Either way I agree that we have reach inside the communities. That is a code our little church plant has been trying to crack for almost 10 years. We've had some success.
Posted by: Ivey Rhodes | January 13, 2012 at 08:13 AM
We are getting ready to plant in Wisconsin and are considering a model that would be a hybrid: missional and attractional model.
Thought is to launch a network/life group/missional community which would meet 2x a month to start and then after a period of time (6-12 months), move into a rhythm of one large celebration gathering each month and then network churches(small groups meeting in homes, the other 3 weeks of the month).
5 reasons for this idea/approach:
1. We want to reach the 85% in our area not going to church.

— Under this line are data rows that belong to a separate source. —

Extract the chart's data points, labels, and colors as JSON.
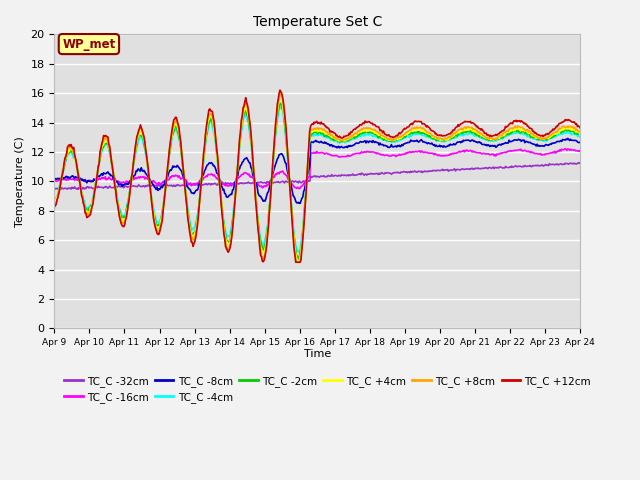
{
  "title": "Temperature Set C",
  "xlabel": "Time",
  "ylabel": "Temperature (C)",
  "ylim": [
    0,
    20
  ],
  "xlim": [
    0,
    15
  ],
  "x_tick_labels": [
    "Apr 9",
    "Apr 10",
    "Apr 11",
    "Apr 12",
    "Apr 13",
    "Apr 14",
    "Apr 15",
    "Apr 16",
    "Apr 17",
    "Apr 18",
    "Apr 19",
    "Apr 20",
    "Apr 21",
    "Apr 22",
    "Apr 23",
    "Apr 24"
  ],
  "annotation_text": "WP_met",
  "annotation_color": "#8B0000",
  "annotation_bg": "#FFFF99",
  "series": [
    {
      "label": "TC_C -32cm",
      "color": "#9932CC"
    },
    {
      "label": "TC_C -16cm",
      "color": "#FF00FF"
    },
    {
      "label": "TC_C -8cm",
      "color": "#0000CD"
    },
    {
      "label": "TC_C -4cm",
      "color": "#00FFFF"
    },
    {
      "label": "TC_C -2cm",
      "color": "#00CC00"
    },
    {
      "label": "TC_C +4cm",
      "color": "#FFFF00"
    },
    {
      "label": "TC_C +8cm",
      "color": "#FFA500"
    },
    {
      "label": "TC_C +12cm",
      "color": "#CC0000"
    }
  ],
  "bg_color": "#E0E0E0",
  "fig_bg_color": "#F2F2F2",
  "grid_color": "#FFFFFF",
  "lw": 1.2
}
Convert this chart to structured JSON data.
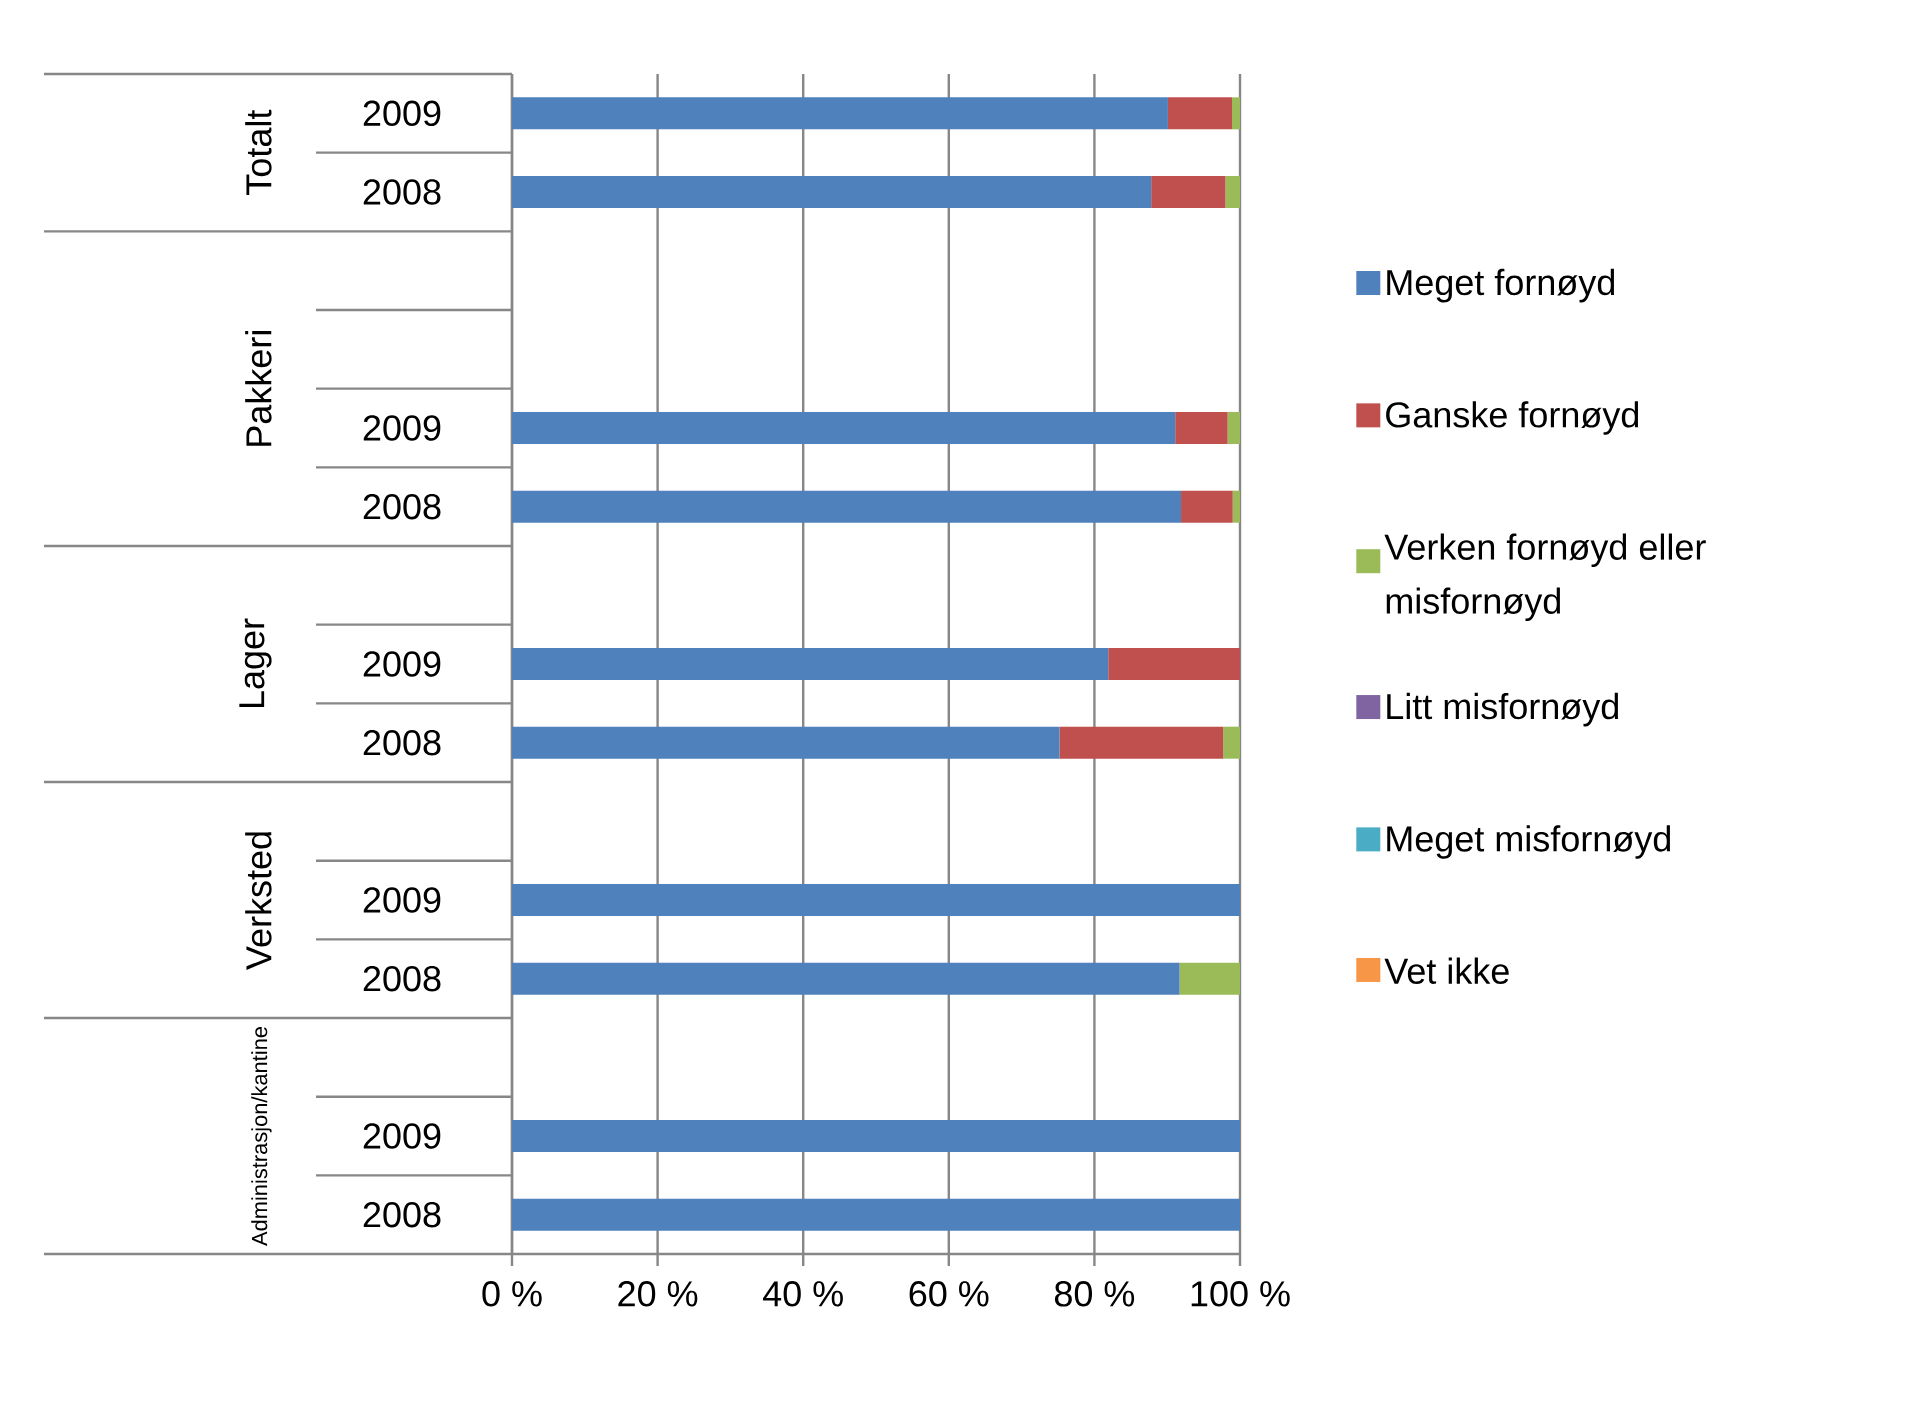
{
  "chart_data": {
    "type": "bar",
    "orientation": "horizontal",
    "stacked": true,
    "categories": [
      "2009",
      "2008",
      null,
      null,
      "2009",
      "2008",
      null,
      "2009",
      "2008",
      null,
      "2009",
      "2008",
      null,
      "2009",
      "2008"
    ],
    "annotations": [
      "Totalt",
      "Pakkeri",
      "Lager",
      "Verksted",
      "Administrasjon/kantine"
    ],
    "series": [
      {
        "name": "Meget fornøyd",
        "color": "#4f81bd",
        "values": [
          90.1,
          87.8,
          null,
          null,
          91.1,
          91.9,
          null,
          81.9,
          75.2,
          null,
          100,
          91.7,
          null,
          100,
          100
        ]
      },
      {
        "name": "Ganske fornøyd",
        "color": "#c0504d",
        "values": [
          8.8,
          10.2,
          null,
          null,
          7.2,
          7.1,
          null,
          18.1,
          22.5,
          null,
          0,
          0,
          null,
          0,
          0
        ]
      },
      {
        "name": "Verken fornøyd eller misfornøyd",
        "color": "#9bbb59",
        "values": [
          1.1,
          2.0,
          null,
          null,
          1.7,
          1.0,
          null,
          0,
          2.3,
          null,
          0,
          8.3,
          null,
          0,
          0
        ]
      },
      {
        "name": "Litt misfornøyd",
        "color": "#8064a2",
        "values": [
          0,
          0,
          null,
          null,
          0,
          0,
          null,
          0,
          0,
          null,
          0,
          0,
          null,
          0,
          0
        ]
      },
      {
        "name": "Meget misfornøyd",
        "color": "#4bacc6",
        "values": [
          0,
          0,
          null,
          null,
          0,
          0,
          null,
          0,
          0,
          null,
          0,
          0,
          null,
          0,
          0
        ]
      },
      {
        "name": "Vet ikke",
        "color": "#f79646",
        "values": [
          0,
          0,
          null,
          null,
          0,
          0,
          null,
          0,
          0,
          null,
          0,
          0,
          null,
          0,
          0
        ]
      }
    ],
    "xlim": [
      0,
      100
    ],
    "xticks": [
      {
        "value": 0,
        "label": "0 %"
      },
      {
        "value": 20,
        "label": "20 %"
      },
      {
        "value": 40,
        "label": "40 %"
      },
      {
        "value": 60,
        "label": "60 %"
      },
      {
        "value": 80,
        "label": "80 %"
      },
      {
        "value": 100,
        "label": "100 %"
      }
    ],
    "grid": "x",
    "legend": "right"
  }
}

If they don't go to church now, then why would they come to ours, if it is very similar to the others in our area? Concept is a church for the unchurched, which I think may look different than the typical attractional church in America.
2. I would rather fail at trying to innovate church for future unchurched generations than be a successful carbon-copy church plant and just reach mostly transfer Christians.
3. After reading Bowling Alone(Putnam) and The Search to Belong(Myers), I am convinced that there is a felt social void for the average American. Most unbelievers do not crave a Sunday morning church service, they crave friendship. Idea is to invert the church model(focusing on small spaces & augmenting w/a public space), in order to meet people where they are at.
4. Our once-a-month gathering will be excellent. We would treat this like a conference/retreat, mountain-top type experience, pulling out all the stops to have a great gathering: Quality over quantity.
5. Part of this is necessity: We are currently in significant debt due to some bad real estate investments, so I cannot quit my job(sales gig, travel 2x a month) to go into full-time ministry. So instead of waiting to plant 3-4 years from now, we figure why not do what we can now. But I don't want to do something poorly and if we tried to pull off Sunday AM services every week, I do not think it would be excellent, due to my day job.